As it happens, it was impossible in the time available, to redesign the solution and the simplest course of action was to go back, reluctantly, to a single threaded implementation. Time to test was a major factor here, however, not before some time was spent playing the mutex game. I started mutexing at a very low granularity which appeared to fix the issue (or break things completely) almost - I was down to one or two trades pending - which was not good enough.
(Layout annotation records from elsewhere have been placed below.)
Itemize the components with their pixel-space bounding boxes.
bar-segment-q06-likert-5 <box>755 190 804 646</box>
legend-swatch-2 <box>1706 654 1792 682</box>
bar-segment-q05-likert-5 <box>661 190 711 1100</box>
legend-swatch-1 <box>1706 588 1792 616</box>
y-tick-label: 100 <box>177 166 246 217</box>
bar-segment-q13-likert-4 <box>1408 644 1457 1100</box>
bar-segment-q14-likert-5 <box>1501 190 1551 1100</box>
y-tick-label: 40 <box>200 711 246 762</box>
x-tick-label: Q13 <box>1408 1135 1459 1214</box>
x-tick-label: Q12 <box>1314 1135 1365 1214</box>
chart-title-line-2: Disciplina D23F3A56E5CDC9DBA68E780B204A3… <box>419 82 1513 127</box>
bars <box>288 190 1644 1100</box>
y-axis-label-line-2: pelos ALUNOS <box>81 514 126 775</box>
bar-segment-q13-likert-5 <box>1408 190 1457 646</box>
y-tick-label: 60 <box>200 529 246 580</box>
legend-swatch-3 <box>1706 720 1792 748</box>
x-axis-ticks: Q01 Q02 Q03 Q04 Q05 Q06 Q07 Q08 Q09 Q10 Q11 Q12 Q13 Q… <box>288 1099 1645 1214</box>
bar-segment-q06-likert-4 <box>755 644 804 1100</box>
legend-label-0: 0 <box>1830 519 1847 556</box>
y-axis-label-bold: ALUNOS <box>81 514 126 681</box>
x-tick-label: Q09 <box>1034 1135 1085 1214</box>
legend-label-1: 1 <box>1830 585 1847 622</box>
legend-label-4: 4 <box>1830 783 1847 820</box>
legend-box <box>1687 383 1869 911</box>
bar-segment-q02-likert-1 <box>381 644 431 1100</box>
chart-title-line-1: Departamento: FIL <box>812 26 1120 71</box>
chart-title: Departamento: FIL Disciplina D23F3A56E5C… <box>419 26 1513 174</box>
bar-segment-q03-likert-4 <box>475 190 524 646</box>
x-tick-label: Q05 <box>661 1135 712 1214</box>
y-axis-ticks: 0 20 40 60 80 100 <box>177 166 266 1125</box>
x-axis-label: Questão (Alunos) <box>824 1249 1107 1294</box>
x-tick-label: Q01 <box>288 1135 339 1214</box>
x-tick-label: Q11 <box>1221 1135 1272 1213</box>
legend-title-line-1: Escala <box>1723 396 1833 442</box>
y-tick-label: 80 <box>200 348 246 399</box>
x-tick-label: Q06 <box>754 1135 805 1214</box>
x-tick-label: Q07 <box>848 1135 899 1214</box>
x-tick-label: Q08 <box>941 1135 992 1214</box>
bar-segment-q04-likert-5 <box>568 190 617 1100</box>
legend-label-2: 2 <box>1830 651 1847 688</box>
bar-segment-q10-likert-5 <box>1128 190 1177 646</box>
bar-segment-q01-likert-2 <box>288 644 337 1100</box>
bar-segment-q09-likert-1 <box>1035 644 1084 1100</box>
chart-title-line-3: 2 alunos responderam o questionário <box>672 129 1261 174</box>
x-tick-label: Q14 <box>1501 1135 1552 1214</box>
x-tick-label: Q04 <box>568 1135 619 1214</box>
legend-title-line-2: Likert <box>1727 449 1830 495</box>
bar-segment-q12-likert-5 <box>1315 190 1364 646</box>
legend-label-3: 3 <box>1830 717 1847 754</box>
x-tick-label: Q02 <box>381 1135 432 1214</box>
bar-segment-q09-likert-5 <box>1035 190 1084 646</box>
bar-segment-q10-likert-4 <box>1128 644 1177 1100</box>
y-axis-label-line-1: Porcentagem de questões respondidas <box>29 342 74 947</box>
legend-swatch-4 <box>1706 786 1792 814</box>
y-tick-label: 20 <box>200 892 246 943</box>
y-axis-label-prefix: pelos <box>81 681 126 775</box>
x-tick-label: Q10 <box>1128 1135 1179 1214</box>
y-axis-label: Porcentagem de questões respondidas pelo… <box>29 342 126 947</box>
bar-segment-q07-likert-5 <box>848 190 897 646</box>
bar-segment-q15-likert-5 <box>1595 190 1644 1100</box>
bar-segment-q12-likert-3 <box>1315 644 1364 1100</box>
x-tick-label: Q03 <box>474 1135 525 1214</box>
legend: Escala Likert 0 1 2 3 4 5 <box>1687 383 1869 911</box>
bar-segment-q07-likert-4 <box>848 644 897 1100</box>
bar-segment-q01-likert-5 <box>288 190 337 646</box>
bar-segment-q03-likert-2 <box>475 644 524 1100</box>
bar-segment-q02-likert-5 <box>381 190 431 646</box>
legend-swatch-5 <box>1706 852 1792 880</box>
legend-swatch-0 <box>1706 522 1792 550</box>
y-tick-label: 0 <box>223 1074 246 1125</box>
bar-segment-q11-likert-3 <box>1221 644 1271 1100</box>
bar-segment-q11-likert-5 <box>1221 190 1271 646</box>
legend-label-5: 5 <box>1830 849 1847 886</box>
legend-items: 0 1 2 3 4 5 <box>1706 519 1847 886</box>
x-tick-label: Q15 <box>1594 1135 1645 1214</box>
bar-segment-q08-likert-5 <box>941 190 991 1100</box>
Adding additional mutexes, it quickly became apparent that it's very easy to get in a mess either by blocking on an already locked mutex or by adding too many mutexes which means you end up in a mess anyway. After four hours of mutex soup - I made the decision to remediate the code back to single-threaded code. Performance, at the moment is not an issue.


So the moral of the story is look for a design pattern which fits your code - understand it and think the design through, we seldom have time, but if you can, use UML to build a sequence diagram - then you'll see the call chain and understand conflict between threads.

A friend of mine related the story of Sun's attempts to make the solaris kernel mt safe - this was a much harder task than they anticipated. Most of their effort was centred around protecting the key data structures rather and changing the programming paradigm so that users took the responsibility for data allocation.

Another pointed out an article on slashdot this morning "
Is Parallel Programming Just Too Hard?" which raises some concerns which, as we can see from the above, seem to be valid. If you're going to write parallel threads, you have to spend time on the design - it takes three times the effort and you really need to use patterns, example code and sequence diagrams. I hacked it and got away with it - to a point. If performance proves an issue, and you can bet it will at some stage soon, then it will be back to the drawing board - and this time, the design will come first.

Interestingly, threading versus events is an interesting debate which this paper: "Why Events Are A Bad Idea (for high concurrency servers)" argues well and threading comprehensively wins the day as a paradigm over events. I've always been of the opinion that separation of duties via a thread is intuitively faster than event dispatch - this paper goes a way to prove my intuition right.

Finally, there's a well deserved mention for Functional Programming Languages such as Erlang and Haskell
, which has much promise for multi-core programming as outlined in these excellent slides: Data Parallel for Haskell.